As per a report submitted by the RBI to the Parliamentary Standing Committee on Agriculture, only 42.2% of agricultural credit disbursed in 2016-17 went to small and marginal farmers. Small and marginal farmers constitute over 85% of the total 120 Mn farming population in India.
This startling fact portrays a clear picture that the current agri-credit market is broken, which results in farm distress. Govt. of India’s ambitions Kisan Credit Card (KCC) schemes look good on paper, but the ground realities are far different. Through KCC, a farmer can avail INR 3 lakh loan on 1-acre plot at a low-interest rate of 4% pa. However, given the limited manpower, banks have no mechanism to monitor the utilization of the loan.
In most cases, farmers divert these loans into non-agriculture activities like marriage, house construction, or buying motorcycles. I have personally met individuals who avail KCC loans due the low-interest rates and loan the amount further at higher interest rates (as high as 50%) to others people in their villages.
Amid rising non-performing assets (NPAs) in the banking sector, mainly on account of corporate loan defaults, banks are not enthusiastic to lend to farmers. Successive loan waivers by various state governments for political mileage are adding fuel to the fire.
The current agri-lending scenario in the country is stifling agriculture growth.
Why Does A Farmer Need Credit?
Farmers have a very erratic cash flow. They receive a sum of money at the end of the crop cycle (five month), but have numerous expenses (personal and agricultural), which they incurred during the five months period.
To give you a perspective, imagine in place of receiving monthly salary, you receive a sum of money at the end of 5th month of your work. Most people would need warren buffer financial planning skills to survive through the months, let alone plan for the next five months.
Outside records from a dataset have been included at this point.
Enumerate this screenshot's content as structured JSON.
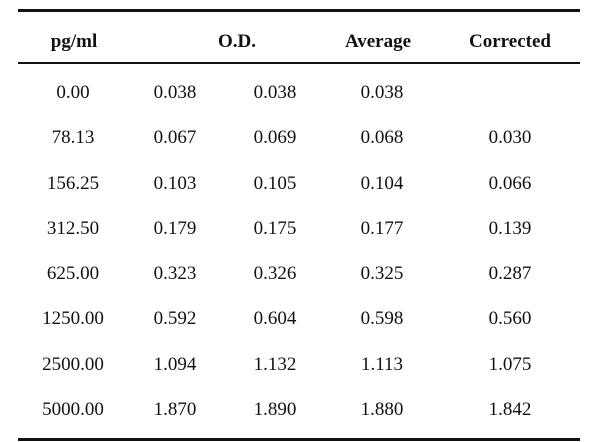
{
  "table": {
    "headers": {
      "pgml": "pg/ml",
      "od": "O.D.",
      "average": "Average",
      "corrected": "Corrected"
    },
    "rows": [
      {
        "pgml": "0.00",
        "od1": "0.038",
        "od2": "0.038",
        "average": "0.038",
        "corrected": ""
      },
      {
        "pgml": "78.13",
        "od1": "0.067",
        "od2": "0.069",
        "average": "0.068",
        "corrected": "0.030"
      },
      {
        "pgml": "156.25",
        "od1": "0.103",
        "od2": "0.105",
        "average": "0.104",
        "corrected": "0.066"
      },
      {
        "pgml": "312.50",
        "od1": "0.179",
        "od2": "0.175",
        "average": "0.177",
        "corrected": "0.139"
      },
      {
        "pgml": "625.00",
        "od1": "0.323",
        "od2": "0.326",
        "average": "0.325",
        "corrected": "0.287"
      },
      {
        "pgml": "1250.00",
        "od1": "0.592",
        "od2": "0.604",
        "average": "0.598",
        "corrected": "0.560"
      },
      {
        "pgml": "2500.00",
        "od1": "1.094",
        "od2": "1.132",
        "average": "1.113",
        "corrected": "1.075"
      },
      {
        "pgml": "5000.00",
        "od1": "1.870",
        "od2": "1.890",
        "average": "1.880",
        "corrected": "1.842"
      }
    ]
  }
}
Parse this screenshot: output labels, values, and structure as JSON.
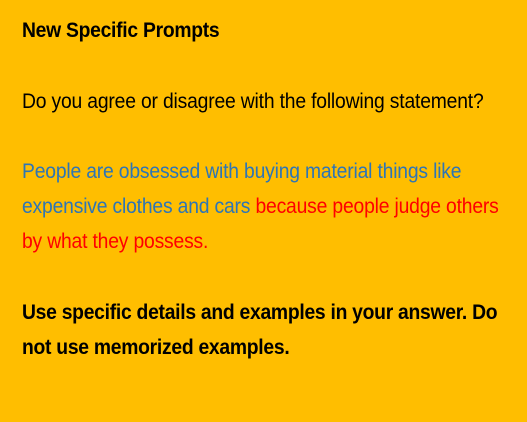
{
  "slide": {
    "title": "New Specific Prompts",
    "question": "Do you agree or disagree with the following statement?",
    "statement_part1": "People are obsessed with buying material things like expensive clothes and cars",
    "statement_part2": "because people judge others by what they possess.",
    "instruction": "Use specific details and examples in your answer. Do not use memorized examples."
  },
  "colors": {
    "background": "#FFBE00",
    "statement_blue": "#2E75B6",
    "statement_red": "#FF0000"
  }
}
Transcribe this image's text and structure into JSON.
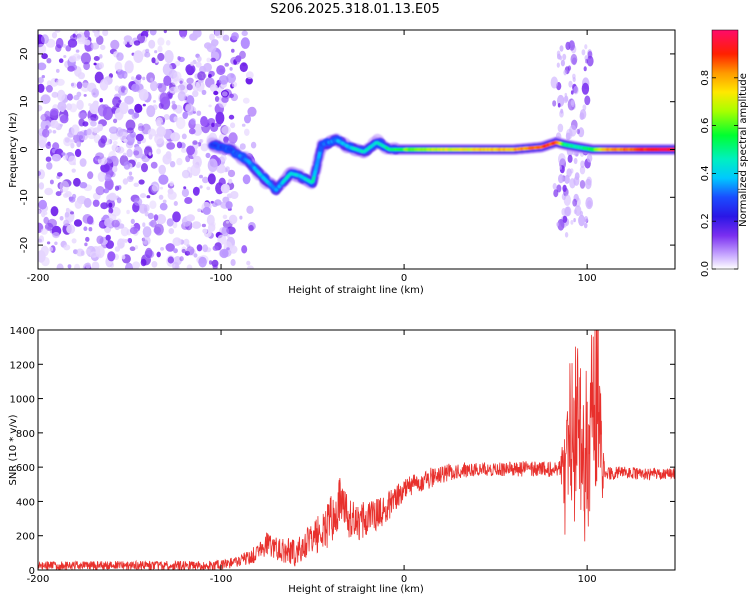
{
  "title": "S206.2025.318.01.13.E05",
  "colors": {
    "snr_line": "#e8302c",
    "axis": "#000000",
    "background": "#ffffff"
  },
  "chart_data": [
    {
      "type": "heatmap",
      "name": "spectrogram",
      "xlabel": "Height of straight line (km)",
      "ylabel": "Frequency (Hz)",
      "xlim": [
        -200,
        148
      ],
      "ylim": [
        -25,
        25
      ],
      "xticks": [
        -200,
        -100,
        0,
        100
      ],
      "xtick_labels": [
        "-200",
        "-100",
        "0",
        "100"
      ],
      "yticks": [
        -20,
        -10,
        0,
        10,
        20
      ],
      "ytick_labels": [
        "-20",
        "-10",
        "0",
        "10",
        "20"
      ],
      "grid": false,
      "colorbar": {
        "label": "Normalized spectral amplitude",
        "range": [
          0,
          1
        ],
        "ticks": [
          0.0,
          0.2,
          0.4,
          0.6,
          0.8
        ],
        "tick_labels": [
          "0.0",
          "0.2",
          "0.4",
          "0.6",
          "0.8"
        ]
      },
      "features": [
        {
          "description": "scattered noise",
          "x_range": [
            -200,
            -92
          ],
          "freq_range": [
            -25,
            25
          ],
          "amplitude": 0.1
        },
        {
          "description": "signal track",
          "points": [
            [
              -105,
              1.0,
              0.25
            ],
            [
              -95,
              0.0,
              0.3
            ],
            [
              -85,
              -2.5,
              0.35
            ],
            [
              -78,
              -5.5,
              0.4
            ],
            [
              -70,
              -8.5,
              0.35
            ],
            [
              -62,
              -5.0,
              0.45
            ],
            [
              -57,
              -5.5,
              0.4
            ],
            [
              -50,
              -7.0,
              0.45
            ],
            [
              -45,
              1.0,
              0.3
            ],
            [
              -37,
              2.0,
              0.35
            ],
            [
              -30,
              0.5,
              0.4
            ],
            [
              -22,
              -0.5,
              0.45
            ],
            [
              -15,
              1.5,
              0.45
            ],
            [
              -8,
              0.0,
              0.5
            ],
            [
              0,
              0.0,
              0.6
            ],
            [
              20,
              0.0,
              0.7
            ],
            [
              40,
              0.0,
              0.75
            ],
            [
              60,
              0.0,
              0.8
            ],
            [
              75,
              0.5,
              0.85
            ],
            [
              83,
              1.5,
              0.9
            ],
            [
              88,
              1.0,
              0.5
            ],
            [
              95,
              0.5,
              0.45
            ],
            [
              103,
              0.0,
              0.55
            ],
            [
              110,
              0.0,
              0.8
            ],
            [
              120,
              0.0,
              0.85
            ],
            [
              130,
              0.0,
              0.9
            ],
            [
              140,
              0.0,
              0.95
            ],
            [
              148,
              0.0,
              0.95
            ]
          ]
        },
        {
          "description": "broadband burst",
          "x_range": [
            82,
            102
          ],
          "freq_range": [
            -18,
            22
          ],
          "amplitude": 0.15
        }
      ]
    },
    {
      "type": "line",
      "name": "snr",
      "xlabel": "Height of straight line (km)",
      "ylabel": "SNR (10 * v/v)",
      "xlim": [
        -200,
        148
      ],
      "ylim": [
        0,
        1400
      ],
      "xticks": [
        -200,
        -100,
        0,
        100
      ],
      "xtick_labels": [
        "-200",
        "-100",
        "0",
        "100"
      ],
      "yticks": [
        0,
        200,
        400,
        600,
        800,
        1000,
        1200,
        1400
      ],
      "ytick_labels": [
        "0",
        "200",
        "400",
        "600",
        "800",
        "1000",
        "1200",
        "1400"
      ],
      "grid": false,
      "series": [
        {
          "name": "SNR",
          "color": "#e8302c",
          "x": [
            -200,
            -150,
            -110,
            -100,
            -90,
            -80,
            -75,
            -70,
            -60,
            -50,
            -40,
            -35,
            -30,
            -25,
            -20,
            -15,
            -10,
            -5,
            0,
            10,
            20,
            30,
            40,
            50,
            60,
            70,
            80,
            85,
            88,
            90,
            92,
            95,
            98,
            100,
            102,
            105,
            108,
            110,
            120,
            130,
            140,
            148
          ],
          "y": [
            25,
            25,
            25,
            30,
            50,
            100,
            160,
            120,
            100,
            180,
            280,
            400,
            300,
            260,
            320,
            320,
            360,
            420,
            460,
            520,
            560,
            580,
            590,
            590,
            590,
            590,
            590,
            600,
            500,
            800,
            700,
            900,
            600,
            700,
            800,
            1000,
            650,
            560,
            570,
            560,
            560,
            565
          ],
          "envelope": {
            "x": [
              -200,
              -90,
              -75,
              -50,
              -40,
              -30,
              -20,
              -10,
              0,
              40,
              85,
              88,
              92,
              98,
              103,
              106,
              110,
              148
            ],
            "amp": [
              25,
              30,
              70,
              90,
              160,
              120,
              110,
              90,
              70,
              40,
              50,
              380,
              520,
              480,
              560,
              500,
              40,
              35
            ]
          },
          "peak": {
            "x": 106,
            "y": 1400
          }
        }
      ]
    }
  ]
}
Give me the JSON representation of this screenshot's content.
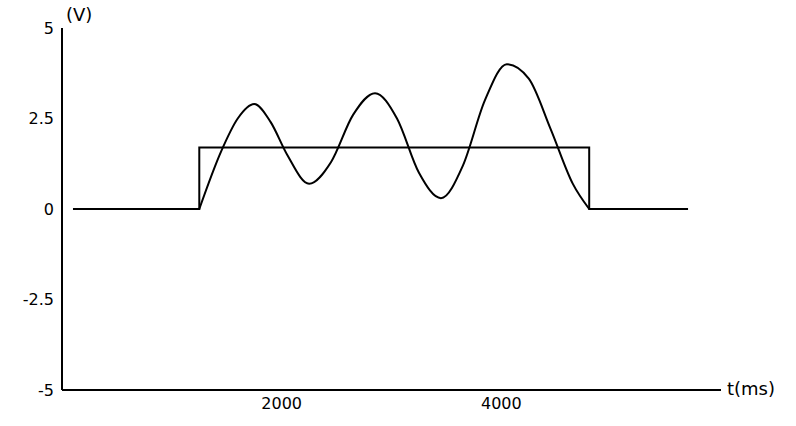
{
  "chart_data": {
    "type": "line",
    "x_label": "t(ms)",
    "y_label": "(V)",
    "xlim": [
      0,
      6000
    ],
    "xticks": [
      2000,
      4000
    ],
    "ylim": [
      -5,
      5
    ],
    "yticks": [
      5,
      2.5,
      0,
      -2.5,
      -5
    ],
    "grid": false,
    "series": [
      {
        "color": "#000000",
        "x": [
          100,
          1250,
          1250,
          4800,
          4800,
          5700
        ],
        "values": [
          0,
          0,
          1.7,
          1.7,
          0,
          0
        ]
      },
      {
        "color": "#000000",
        "x": [
          1250,
          1450,
          1600,
          1750,
          1900,
          2050,
          2250,
          2450,
          2650,
          2850,
          3050,
          3250,
          3450,
          3650,
          3850,
          4050,
          4250,
          4450,
          4650,
          4800
        ],
        "values": [
          0,
          1.6,
          2.5,
          2.9,
          2.4,
          1.5,
          0.7,
          1.3,
          2.6,
          3.2,
          2.5,
          1.0,
          0.3,
          1.2,
          3.0,
          4.0,
          3.6,
          2.2,
          0.7,
          0
        ]
      }
    ]
  }
}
Similarly, farmers require credit at different time intervals to cover input costs (seeds, fertilizers, medicines, machinery, irrigation, etc) they incur during the crop cycle. In case they struggle to find money to apply the inputs, their productivity gets affected.
Various studies have shown that farm productivity of small and marginal farmers can be increased by 35-50% if farmer’s right quality of input is applied at the right time. For which they require a constant line of credit.
Agritech startups can play a vital role in solving this massive challenge and double farm incomes. Rise in smartphone adoption is playing a vital role in lowering the serviceability costs of offering credit to farmers. However, I am of the opinion that banks alone will never be able to solve the credit problem in agriculture.
Commercial lending is very different from agriculture lending, due to the complexity of the product offering. Agritech companies have a huge opportunity to plug lending gap.
A few companies and startups have been experimenting in this space. YES Bank has piloted a fintech solution that uses geotagging of farmlands for remote monitoring and evaluation of loans. AgroStar & Adani Capital ltd partnered to offer a unique data-driven loan product. Apart from traditional credit checks, the product offering works on legacy primary data captured by AgroStar to offer loans to farmers. farMart is also piloting a “Farming-as-a-Service” subscription-based lending product with ArthImpact called Agriculture Service Financing (ASF).
Technologies like satellite imagery, the blockchain, and AI will surely make a dent in the agri-lending space which is ripe for disruption. Financial institutions which experiment and partner with agritech startup for developing alternative lending products will have a long-term competitive advantage over others as the credit market is looking to diversify its lending portfolio as it is already fed up lending huge amounts to few individuals.